A partir de este reclamo. Carax da la orden (“May we start?”) de que empiecen a tocar los músicos que la están esperando. Se trata del dúo Sparks. Russel Mael comienza a entonar las primeras letras de un tema. Es precisamente uno titulado “May we start?”. La sorpresa irrumpe cuando de pronto vemos como Russell y Ron Mael tiran los cascos al suelo, se levantan, continúan cantando el tema, salen del estudio, la cámara les sigue de frente hasta que ambos se detienen un instante para que, comandándolo, se unan al grupo que han formado ellos y las chicas del coro nada más y nada menos que Adam Driver y Marion Cotillard, los protagonistas del film, que, por supuesto, también comienzan a cantar y salen a la calle sin dejar de hacerlo. Todo en un único y celebrativo plano secuencia que no acabará hasta que los dos actores dejen el grupo para comenzar a interpretar sus respectivos roles en la ficción creada para dar cuerpo a la historia que va a ser narrada.
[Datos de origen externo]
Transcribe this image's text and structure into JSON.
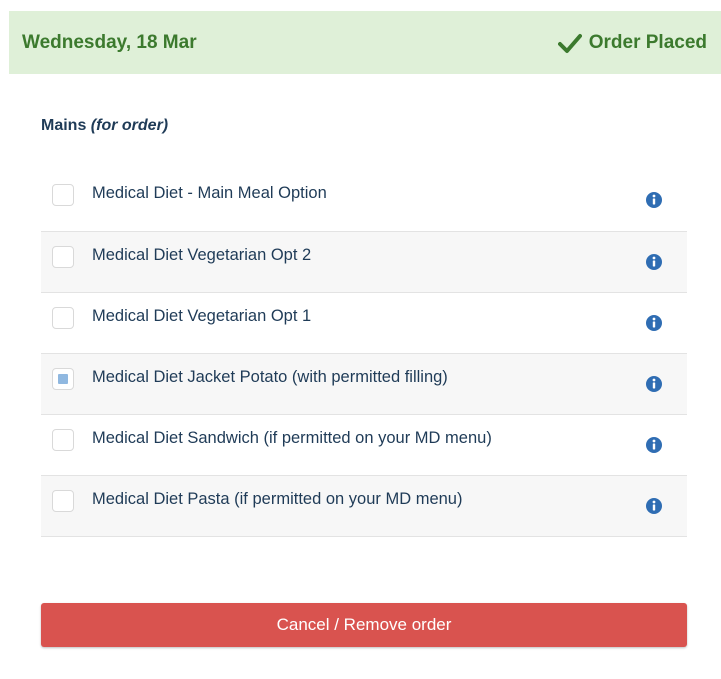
{
  "header": {
    "date": "Wednesday, 18 Mar",
    "status": "Order Placed",
    "status_icon": "check-icon",
    "background_color": "#dff0d8",
    "text_color": "#3c7a2e"
  },
  "section": {
    "title": "Mains",
    "subtitle": "(for order)"
  },
  "items": [
    {
      "label": "Medical Diet - Main Meal Option",
      "checked": false
    },
    {
      "label": "Medical Diet Vegetarian Opt 2",
      "checked": false
    },
    {
      "label": "Medical Diet Vegetarian Opt 1",
      "checked": false
    },
    {
      "label": "Medical Diet Jacket Potato (with permitted filling)",
      "checked": true
    },
    {
      "label": "Medical Diet Sandwich (if permitted on your MD menu)",
      "checked": false
    },
    {
      "label": "Medical Diet Pasta (if permitted on your MD menu)",
      "checked": false
    }
  ],
  "info_icon": "info-icon",
  "info_icon_color": "#2f6db3",
  "actions": {
    "cancel_label": "Cancel / Remove order",
    "cancel_color": "#d9534f"
  }
}
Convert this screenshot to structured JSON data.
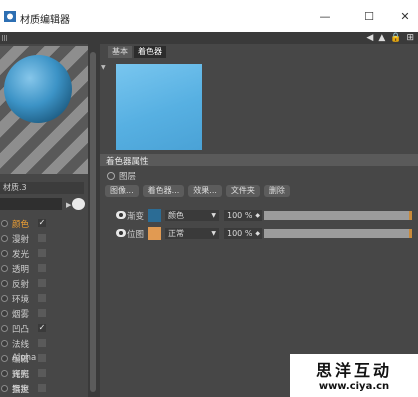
{
  "window": {
    "title": "材质编辑器",
    "minimize": "—",
    "maximize": "☐",
    "close": "✕"
  },
  "left_panel": {
    "material_name": "材质.3",
    "channels": [
      {
        "label": "颜色",
        "checked": true,
        "active": true
      },
      {
        "label": "漫射",
        "checked": false,
        "active": false
      },
      {
        "label": "发光",
        "checked": false,
        "active": false
      },
      {
        "label": "透明",
        "checked": false,
        "active": false
      },
      {
        "label": "反射",
        "checked": false,
        "active": false
      },
      {
        "label": "环境",
        "checked": false,
        "active": false
      },
      {
        "label": "烟雾",
        "checked": false,
        "active": false
      },
      {
        "label": "凹凸",
        "checked": true,
        "active": false
      },
      {
        "label": "法线",
        "checked": false,
        "active": false
      },
      {
        "label": "Alpha",
        "checked": false,
        "active": false
      },
      {
        "label": "辉光",
        "checked": false,
        "active": false
      },
      {
        "label": "置换",
        "checked": false,
        "active": false
      }
    ],
    "extras": [
      "编辑",
      "光照",
      "指定"
    ]
  },
  "right_panel": {
    "tabs": [
      {
        "label": "基本",
        "selected": false
      },
      {
        "label": "着色器",
        "selected": true
      }
    ],
    "section_title": "着色器属性",
    "layer_label": "图层",
    "buttons": [
      "图像...",
      "着色器...",
      "效果...",
      "文件夹",
      "删除"
    ],
    "layers": [
      {
        "name": "渐变",
        "color": "#2b6c95",
        "mode": "颜色",
        "opacity": "100 %",
        "fill": 1.0
      },
      {
        "name": "位图",
        "color": "#e19a52",
        "mode": "正常",
        "opacity": "100 %",
        "fill": 1.0
      }
    ]
  },
  "watermark": {
    "title": "思洋互动",
    "url": "www.ciya.cn"
  },
  "colors": {
    "panel": "#474747",
    "accent_orange": "#f0a033",
    "preview_blue": "#57b0e2"
  }
}
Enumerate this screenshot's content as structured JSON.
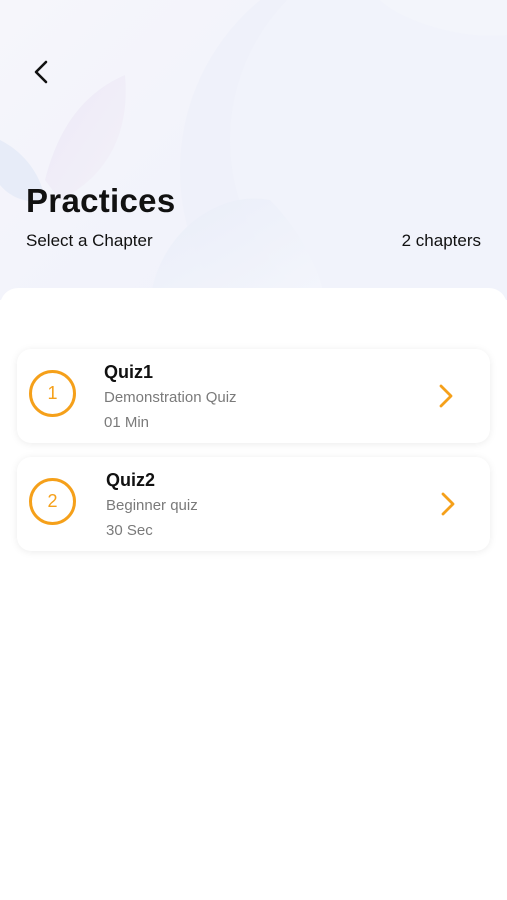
{
  "header": {
    "back_icon": "chevron-left-icon",
    "title": "Practices",
    "subtitle": "Select a Chapter",
    "chapter_count": "2 chapters"
  },
  "colors": {
    "accent": "#f5a01a",
    "muted_text": "#7a7a7a",
    "header_background": "#f2f3fb"
  },
  "quizzes": [
    {
      "number": "1",
      "title": "Quiz1",
      "description": "Demonstration Quiz",
      "duration": "01 Min",
      "arrow_icon": "chevron-right-icon"
    },
    {
      "number": "2",
      "title": "Quiz2",
      "description": "Beginner quiz",
      "duration": "30 Sec",
      "arrow_icon": "chevron-right-icon"
    }
  ]
}
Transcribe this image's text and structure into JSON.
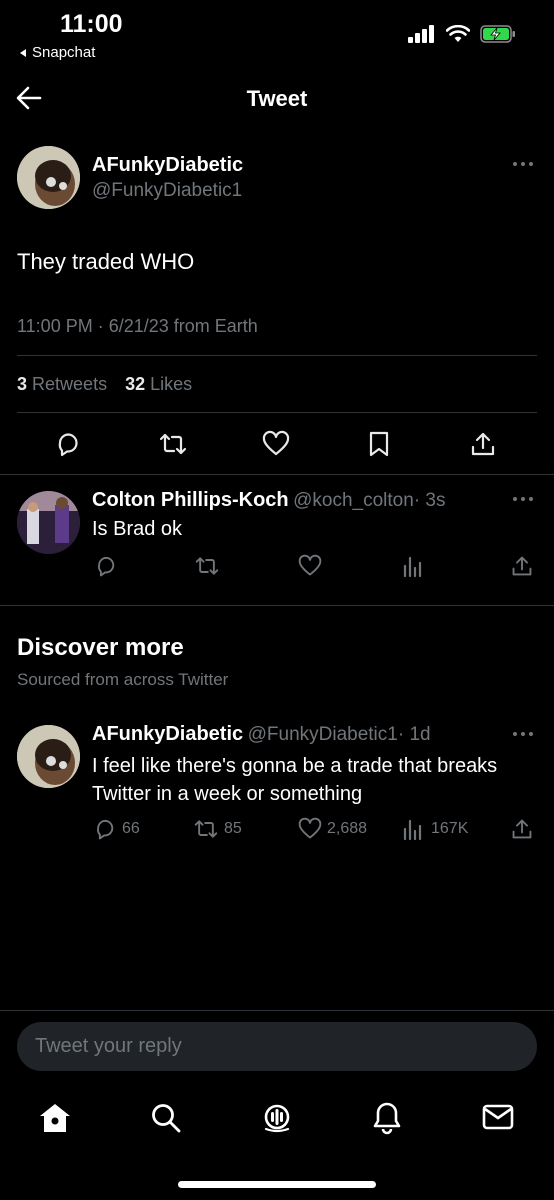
{
  "status_bar": {
    "time": "11:00",
    "back_app": "Snapchat"
  },
  "header": {
    "title": "Tweet"
  },
  "main_tweet": {
    "display_name": "AFunkyDiabetic",
    "handle": "@FunkyDiabetic1",
    "text": "They traded WHO",
    "timestamp": "11:00 PM · 6/21/23 from Earth",
    "retweets_count": "3",
    "retweets_label": "Retweets",
    "likes_count": "32",
    "likes_label": "Likes"
  },
  "reply": {
    "display_name": "Colton Phillips-Koch",
    "handle": "@koch_colton",
    "time": "· 3s",
    "text": "Is Brad ok"
  },
  "discover": {
    "title": "Discover more",
    "subtitle": "Sourced from across Twitter"
  },
  "discover_tweet": {
    "display_name": "AFunkyDiabetic",
    "handle": "@FunkyDiabetic1",
    "time": "· 1d",
    "text_line1": "I feel like there's gonna be a trade that breaks",
    "text_line2": "Twitter in a week or something",
    "replies": "66",
    "retweets": "85",
    "likes": "2,688",
    "views": "167K"
  },
  "reply_box": {
    "placeholder": "Tweet your reply"
  },
  "colors": {
    "background": "#000000",
    "text": "#e7e9ea",
    "muted": "#71767b",
    "divider": "#2f3336",
    "input": "#202327",
    "battery_charge": "#32d74b"
  }
}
Torrencial catarsis metacinematográfica a modo de obertura musical cargada de claves premonitorias, esta arrolladora ceremonia de apertura da la pauta de lo que vamos a ver a continuación. Evidentemente, lo primero, darnos de bruces con la elección genérica convocada por el autor: su film va a ser un musical. La preeminencia de Driver y Cotillard unidos de la mano (y finalmente separados) en todo ese paseo hacia su nacimiento como personajes anuncia que el desarrollo argumental va a situar a su relación como eje vertebrador omnipresente. Y, por último, la aparición de Nastya junto a su padre. Esta prefigura el tono de fábula no infantil que impregnará a todo el relato y también el designio como padre del personaje interpretado por Driver, que también habrá de vérselas con su hija en uno de los momentos más álgidos de la narración.
Con todo, esta inclusión de la pequeña Nastya refrenda con enmascarada sutilidad uno de los aspectos más importantes del film: el emplazamiento dentro del film de la figura del espectador. La niña contempla el trabajo que está haciendo su padre, que a su vez observa la preparación de los músicos. ANETTE permanece en todo momento atisbada por esta mirada que observa la obra, el show, la testificación de otro.
No es baladí que los dos protagonistas sean profesionales del espectáculo. Uno, showman de un monólogo cómico; la otra, cantante de ópera. Ni tampoco que el avance de los acontecimientos o la información concerniente a las distintas etapas por la que pasa la pareja (confirmación del romance, boda, embarazo, etc.) sea emplazada mediante un noticiero televisivo. Estos insertos proponen un curioso desplazamiento recompositivo: el espectador del film ocupa el lugar del espectador de la ficción que está viendo ese programa de cotilleo y nunca es visto.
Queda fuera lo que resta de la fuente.